Statistics show that the first query plan (the one that runs in 1.5s) makes perfect sense. It uses the sales_productid_index to quickly find the sales of this product. Why isn't the same query plan used in the other two cases? It seems like statistics are ignored.
Table definitions (slightly obfuscated / renamed):
Tabelle äpublic.salesô
Spalte | Typ | Attribute | Speicherung | Statistikziel | Beschreibung
-----------+---------+-----------+-------------+---------------+--------------
id | uuid | not null | plain | |
dateid | integer | | plain | 10000 |
productid | integer | | plain | 10000 |
a | text | | extended | 10000 |
b | integer | | plain | 10000 |
x1 | boolean | | plain | |
x2 | boolean | | plain | |
x3 | boolean | | plain | |
x4 | boolean | | plain | |
x5 | boolean | | plain | |
Indexe:
"sales_pkey" PRIMARY KEY, btree (id)
"sales_a_index" btree (a)
"sales_b_index" btree (b)
"sales_dateid_index" btree (dateid)
"sales_productid_index" btree (productid)
Fremdschlnssel-Constraints:
"sales_dateid_fkey" FOREIGN KEY (dateid) REFERENCES date(id)
"sales_productid_fkey" FOREIGN KEY (productid) REFERENCES product(id)
Hat OIDs: nein
Tabelle äpublic.productô
Spalte | Typ | Attribute | Speicherung | Statistikziel | Beschreibung
--------+---------+----------------------------------------------------------+-------------+---------------+--------------
id | integer | not null Vorgabewert nextval('product_id_seq'::regclass) | plain | |
name | text | | extended | |
Indexe:
"product_pkey" PRIMARY KEY, btree (id)
"product_name_index" UNIQUE, btree (name)

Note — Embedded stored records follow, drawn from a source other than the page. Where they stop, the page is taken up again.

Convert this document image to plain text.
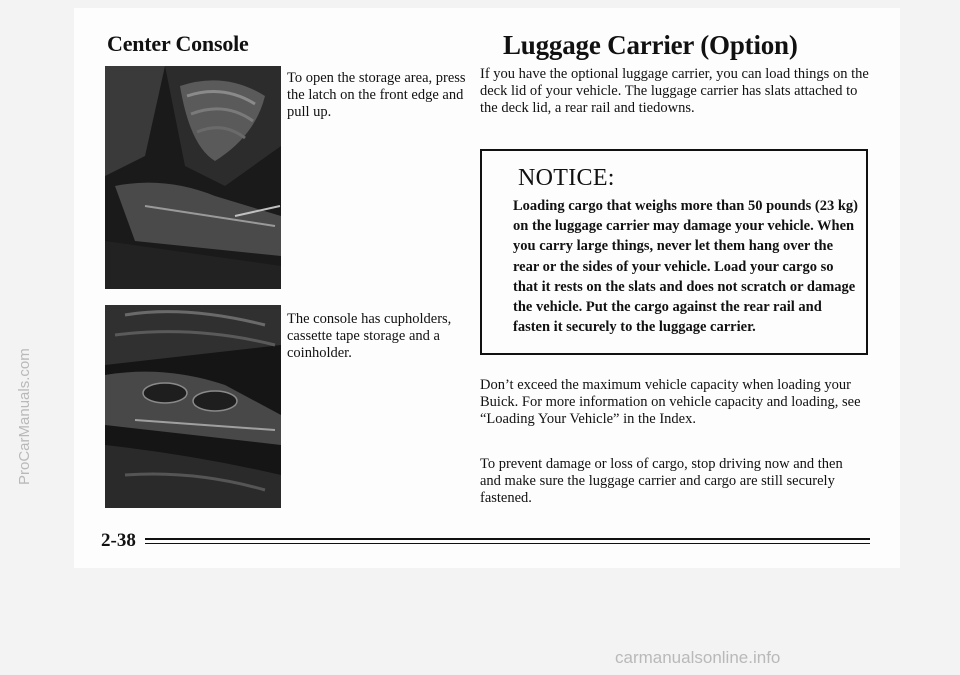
Center Console	Luggage Carrier (Option)
To open the storage area, press the latch on the front edge and pull up.
The console has cupholders, cassette tape storage and a coinholder.
If you have the optional luggage carrier, you can load things on the deck lid of your vehicle. The luggage carrier has slats attached to the deck lid, a rear rail and tiedowns.
NOTICE:
Loading cargo that weighs more than 50 pounds (23 kg) on the luggage carrier may damage your vehicle. When you carry large things, never let them hang over the rear or the sides of your vehicle. Load your cargo so that it rests on the slats and does not scratch or damage the vehicle. Put the cargo against the rear rail and fasten it securely to the luggage carrier.
Don’t exceed the maximum vehicle capacity when loading your Buick. For more information on vehicle capacity and loading, see “Loading Your Vehicle” in the Index.
To prevent damage or loss of cargo, stop driving now and then and make sure the luggage carrier and cargo are still securely fastened.
2-38
ProCarManuals.com
carmanualsonline.info
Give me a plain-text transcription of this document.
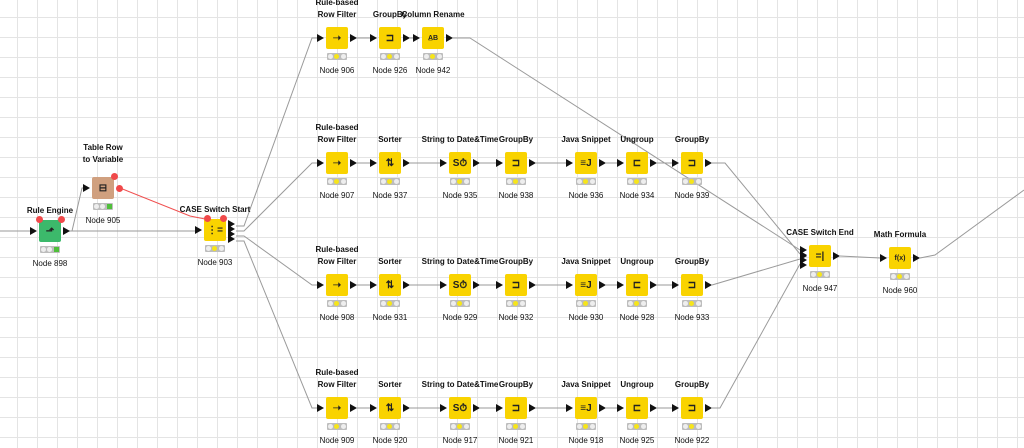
Rule Engine
⬏
Node 898
Table Row
to Variable
⊟
Node 905
CASE Switch Start
⋮=
Node 903
Rule-based
Row Filter
➝
Node 906
GroupBy
⊐
Node 926
Column Rename
A̲B
Node 942
Rule-based
Row Filter
➝
Node 907
Sorter
⇅
Node 937
String to Date&Time
S⏱
Node 935
GroupBy
⊐
Node 938
Java Snippet
≡J
Node 936
Ungroup
⊏
Node 934
GroupBy
⊐
Node 939
Rule-based
Row Filter
➝
Node 908
Sorter
⇅
Node 931
String to Date&Time
S⏱
Node 929
GroupBy
⊐
Node 932
Java Snippet
≡J
Node 930
Ungroup
⊏
Node 928
GroupBy
⊐
Node 933
Rule-based
Row Filter
➝
Node 909
Sorter
⇅
Node 920
String to Date&Time
S⏱
Node 917
GroupBy
⊐
Node 921
Java Snippet
≡J
Node 918
Ungroup
⊏
Node 925
GroupBy
⊐
Node 922
CASE Switch End
=|
Node 947
Math Formula
f(x)
Node 960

Fremdschlnsselverweise von:
TABLE "sales" CONSTRAINT "sales_productid_fkey" FOREIGN KEY (productid) REFERENCES product(id)

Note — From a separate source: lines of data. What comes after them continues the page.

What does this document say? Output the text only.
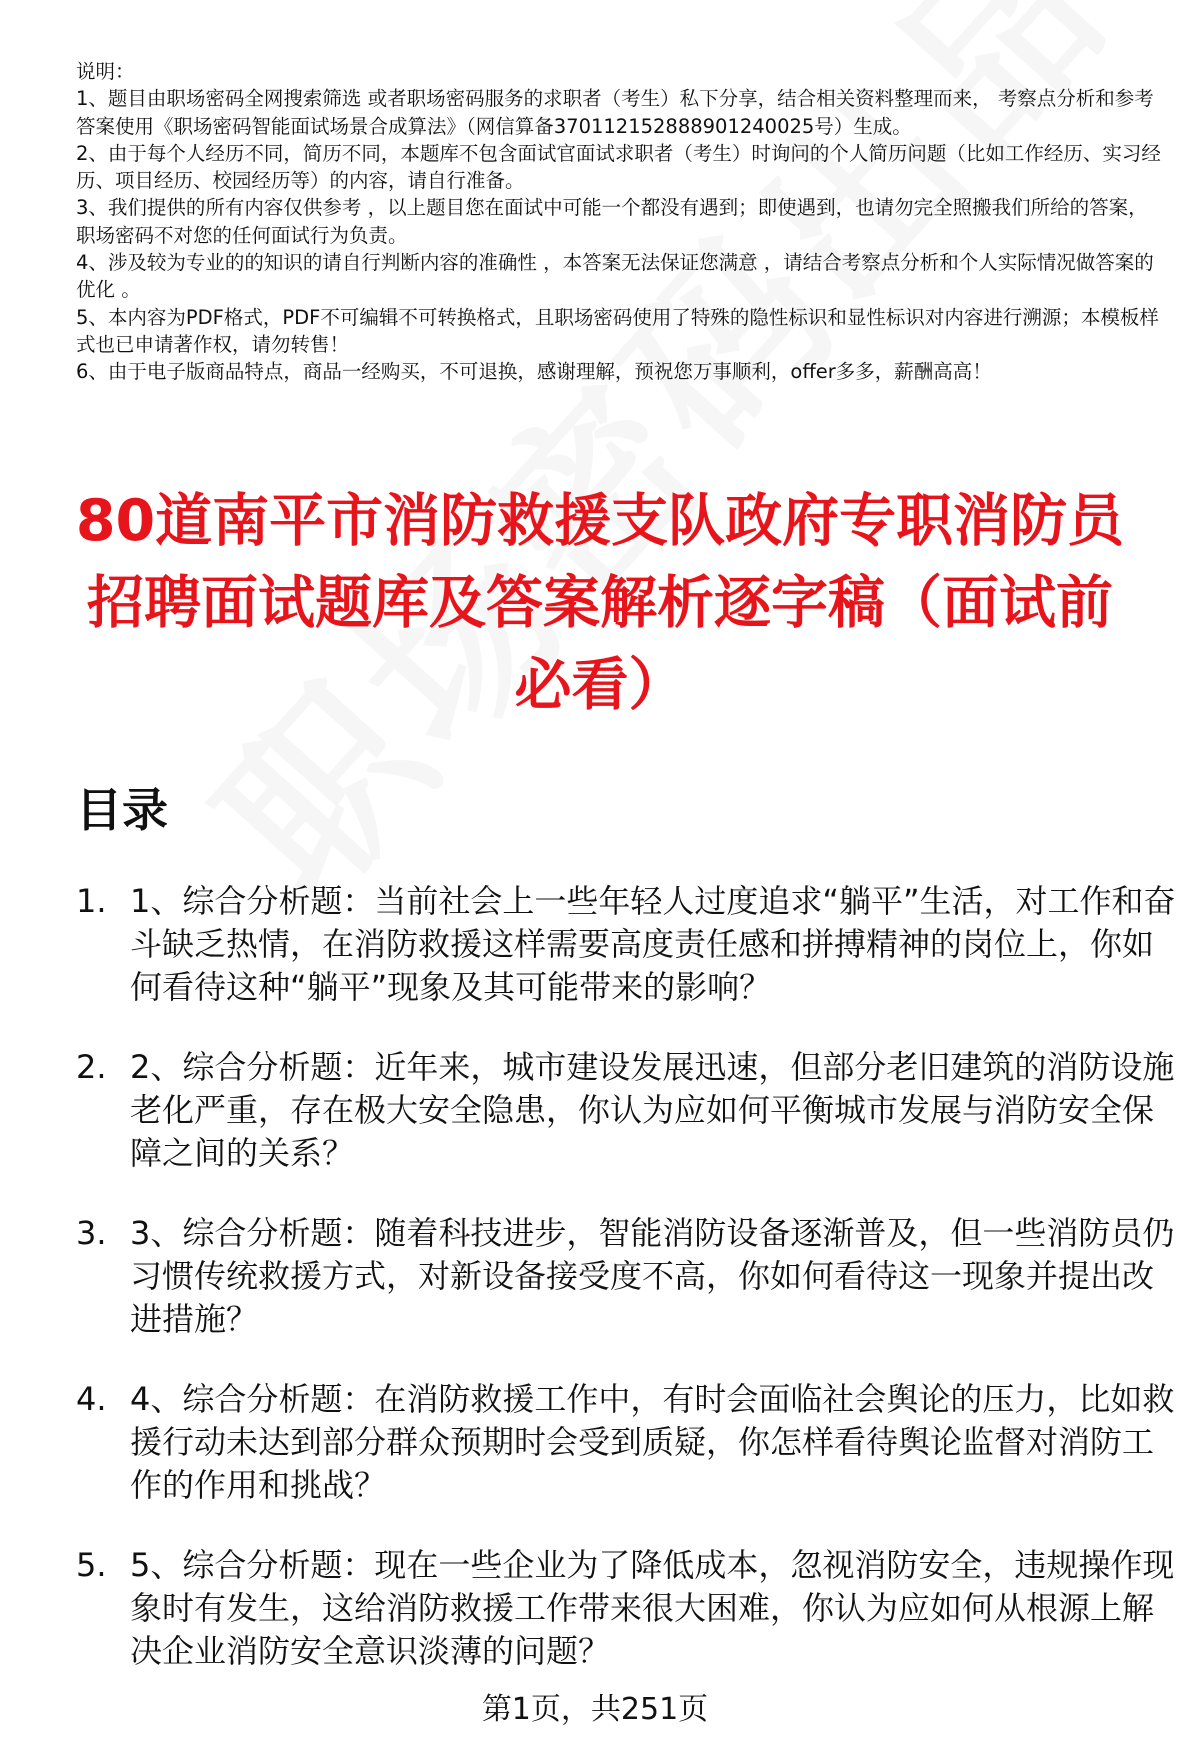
说明：

1、题目由职场密码全网搜索筛选 或者职场密码服务的求职者（考生）私下分享，结合相关资料整理而来， 考察点分析和参考答案使用《职场密码智能面试场景合成算法》（网信算备370112152888901240025号）生成。

2、由于每个人经历不同，简历不同，本题库不包含面试官面试求职者（考生）时询问的个人简历问题（比如工作经历、实习经历、项目经历、校园经历等）的内容，请自行准备。

3、我们提供的所有内容仅供参考 ，以上题目您在面试中可能一个都没有遇到；即使遇到，也请勿完全照搬我们所给的答案，职场密码不对您的任何面试行为负责。

4、涉及较为专业的的知识的请自行判断内容的准确性 ，本答案无法保证您满意 ，请结合考察点分析和个人实际情况做答案的优化 。

5、本内容为PDF格式，PDF不可编辑不可转换格式，且职场密码使用了特殊的隐性标识和显性标识对内容进行溯源；本模板样式也已申请著作权，请勿转售！

6、由于电子版商品特点，商品一经购买，不可退换，感谢理解，预祝您万事顺利，offer多多，薪酬高高！

80道南平市消防救援支队政府专职消防员招聘面试题库及答案解析逐字稿（面试前必看）
目录
1. 1、综合分析题：当前社会上一些年轻人过度追求“躺平”生活，对工作和奋斗缺乏热情，在消防救援这样需要高度责任感和拼搏精神的岗位上，你如何看待这种“躺平”现象及其可能带来的影响？
2. 2、综合分析题：近年来，城市建设发展迅速，但部分老旧建筑的消防设施老化严重，存在极大安全隐患，你认为应如何平衡城市发展与消防安全保障之间的关系？
3. 3、综合分析题：随着科技进步，智能消防设备逐渐普及，但一些消防员仍习惯传统救援方式，对新设备接受度不高，你如何看待这一现象并提出改进措施？
4. 4、综合分析题：在消防救援工作中，有时会面临社会舆论的压力，比如救援行动未达到部分群众预期时会受到质疑，你怎样看待舆论监督对消防工作的作用和挑战？
5. 5、综合分析题：现在一些企业为了降低成本，忽视消防安全，违规操作现象时有发生，这给消防救援工作带来很大困难，你认为应如何从根源上解决企业消防安全意识淡薄的问题？
第1页，共251页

TABLE "salesaggr" CONSTRAINT "salesaggr_productid_fkey" FOREIGN KEY (productid) REFERENCES product(id)
Hat OIDs: nein
Version: PostgreSQL 9.3.1, compiled by Visual C++ build 1600, 64-bit
Config: default configuration except for maintenance_work_mem, which has been increased to 1GB.
Operating system: Microsoft Windows [Version 6.2.9200]
Amount and size of RAM installed: 32GB
Storage: a single 1TB SSD
In your first query, the planner takes a shortcut and uses the sales_productid_index available on sales.productid since it is told that sales.productid = product.id. The only thing the join with product actually does in this query is assuring that a row with id = 24 actually exists in the table.
In the second query, this shortcut isn't available. The planner could choose to go to product, get the id and then scan sales using the index on productid, probably getting similar performance, but because he doesn't know that name='new00000006' will lead to id=24, he can't guess how many rows in sales this path would result in*. For all he knows he'd be index scanning a significant part of the 300M rows sales table.
*Note that in the first query, he guesses that productid=24 will result in 42393 rows, while getting 34560 rows. Quite close considering the table has 300M rows.